Mobile mall makes shopping social again

Wanelo is an ecommerce site with over 30 million products curated by stylish people. Its catalog includes 500,000 stores from big brands to tiny independent boutiques and sellers.

Cloud City Development Scaled Infrastructure for Wanelo, a virtual mall, to handle 7x increase in traffic and ensure catalog had up-to-date availability information for over 30 million products from 550,000 stores
Scaling DevOps Training Full-Stack Development Staff Augmentation

Wanelo came to us for help getting ready to handle a huge increase in traffic. They had already seen traffic increase by a factor of about 5x over the previous year, and they knew that their existing systems wouldn’t be able to handle another increase of even 2x, let alone 5x.

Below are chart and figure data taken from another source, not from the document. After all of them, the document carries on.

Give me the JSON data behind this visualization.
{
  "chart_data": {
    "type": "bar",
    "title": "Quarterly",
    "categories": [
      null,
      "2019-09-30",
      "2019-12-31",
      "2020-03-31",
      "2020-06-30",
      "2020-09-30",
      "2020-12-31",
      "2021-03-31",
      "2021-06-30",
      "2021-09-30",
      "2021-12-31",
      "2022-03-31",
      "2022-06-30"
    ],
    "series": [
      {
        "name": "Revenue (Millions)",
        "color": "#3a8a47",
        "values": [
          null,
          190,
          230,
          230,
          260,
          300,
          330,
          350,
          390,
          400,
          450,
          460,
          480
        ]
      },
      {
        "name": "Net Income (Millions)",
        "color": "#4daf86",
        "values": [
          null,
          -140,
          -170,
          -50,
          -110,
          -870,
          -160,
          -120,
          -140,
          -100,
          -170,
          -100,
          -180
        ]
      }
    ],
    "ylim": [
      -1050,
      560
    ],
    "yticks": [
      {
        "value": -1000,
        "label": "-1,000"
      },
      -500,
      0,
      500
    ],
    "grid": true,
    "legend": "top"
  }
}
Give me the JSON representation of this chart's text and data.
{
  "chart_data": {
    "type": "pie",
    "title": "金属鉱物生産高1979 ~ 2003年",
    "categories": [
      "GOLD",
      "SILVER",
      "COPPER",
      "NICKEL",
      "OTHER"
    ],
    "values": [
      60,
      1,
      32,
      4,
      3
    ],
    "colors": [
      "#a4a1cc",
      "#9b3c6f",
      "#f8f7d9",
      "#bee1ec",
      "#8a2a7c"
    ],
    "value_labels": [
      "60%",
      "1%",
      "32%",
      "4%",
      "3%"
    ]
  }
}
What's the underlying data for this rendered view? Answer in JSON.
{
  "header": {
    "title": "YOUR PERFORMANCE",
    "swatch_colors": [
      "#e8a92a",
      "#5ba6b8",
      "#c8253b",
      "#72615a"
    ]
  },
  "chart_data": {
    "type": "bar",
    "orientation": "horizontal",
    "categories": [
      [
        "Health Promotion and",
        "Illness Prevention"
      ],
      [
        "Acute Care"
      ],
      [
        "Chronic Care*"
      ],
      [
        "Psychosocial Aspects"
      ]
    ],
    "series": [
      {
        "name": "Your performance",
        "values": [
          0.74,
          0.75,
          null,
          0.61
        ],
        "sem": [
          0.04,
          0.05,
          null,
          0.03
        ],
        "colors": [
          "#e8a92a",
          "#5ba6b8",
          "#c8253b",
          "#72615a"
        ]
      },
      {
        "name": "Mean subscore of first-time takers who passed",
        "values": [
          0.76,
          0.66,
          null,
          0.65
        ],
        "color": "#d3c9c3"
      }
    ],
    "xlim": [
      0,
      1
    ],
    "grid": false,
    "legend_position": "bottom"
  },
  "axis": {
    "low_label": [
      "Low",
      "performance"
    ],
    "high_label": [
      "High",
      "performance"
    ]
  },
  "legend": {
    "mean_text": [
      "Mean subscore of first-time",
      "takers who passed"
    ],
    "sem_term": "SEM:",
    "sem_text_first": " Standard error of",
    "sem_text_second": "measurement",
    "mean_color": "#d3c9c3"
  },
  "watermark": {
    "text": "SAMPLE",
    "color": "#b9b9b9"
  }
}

Together we scaled their infrastructure to successfully handle a 7x increase in traffic from their previous peak capacity and architecting and implementing a database system with plenty of additional room to grow if needed. To do this we designed, built, and deployed a massively parallel system to process more data every day than they had previously processed in the course of weeks. We also trained junior and mid-level developers to make them more effective and productive team members.

Over the course of almost two years, we saw Wanelo grow their engineering team from about 10 to about 20 and increase the traffic they could handle from about 600 requests/second up to about 4200 requests/sec.

Sharding Supports Large User Data and High Throughput

Planning to handle dramatic scaling

At the beginning, they were sure they needed help getting ready to handle a huge increase in traffic. They had already seen traffic increase by a factor of about 5x over the previous year, and they knew that their existing systems wouldn’t be able to handle another increase of even 2x, let alone 5x.

We spent a few months discussing the current architecture, examining the strategies used by companies like Twitter to handle dramatic scaling, and planning out a new system that we thought would be able to handle the new traffic.

The biggest problem that we could foresee was that user data was growing so fast it would soon overwhelm the largest database server that we could buy, at any price. After the planning phase was over, we spent a few months implementing.

We built a custom web service with a JSON API to replace their existing database of product lists saved by users. We designed a system for sharding the data, writing a web service with an HTTP API that exposed the data across all shards, and then wrote a client library that acted as a drop-in replacement for ActiveRecord for the newly sharded data. The data set was sharded across hundreds of logical nodes, hosted on dozens of physical nodes, with plenty of room to grow more in the future.

Built system in Ruby to ensure catalog had up-to-date availability information for over 30 million products from 550,000 stores

Fast display of diverse product images

Wanelo needed many sizes of images, but Ruby was too slow to resize images on the fly. We had been working around it by slowly resizing images in Ruby to every possible size we might use, even for sizes we never actually used in real life, which was costly both in time and in storage fees.

During a freeform hack day, one of the devs built a proof of concept resize-on-demand image service in Go. We spent a month or two helping fix bugs in that service, writing Chef code to automate deploying it, and reworking the existing systems to use the new service.

Automated Deployment of Resize-on-Demand Image Service with Chef

Accurate catalog information on over 30 million products from 550,000 stores

Wanelo wanted up-to-date information about whether the products in their database were in stock at the online stores that sold them. We worked with them on a system that could download and update information about hundreds of thousands of products from thousands of stores on a nightly basis. We built a system in Ruby to handle fetching, processing, and updating entire store catalogs in parallel, and launched it successfully.

Sharing Development Strategies for Planning and Implementing New Features and for Researching and Debugging Complex Systems

Pairing and training sets team up for success

As Wanelo grew their team, they hired new and less-experienced developers. We began spending more time pairing and training than implementing.

Software development includes many skills that aren’t taught in CS departments, and web development involves many technologies that aren’t covered by a CS degree. Most of the pairing and training time was focused on how to understand the Ruby and Javascript frameworks that Wanelo was already using, how to plan and implement new features in an environment of rapidly changing priorities, and how to research and debug complex existing systems without getting stuck.

We helped train their team, assisted with researching and debugging problems that were unique to Wanelo’s systems, and helped establish patterns of communication and collaboration between product management, designers, and developers.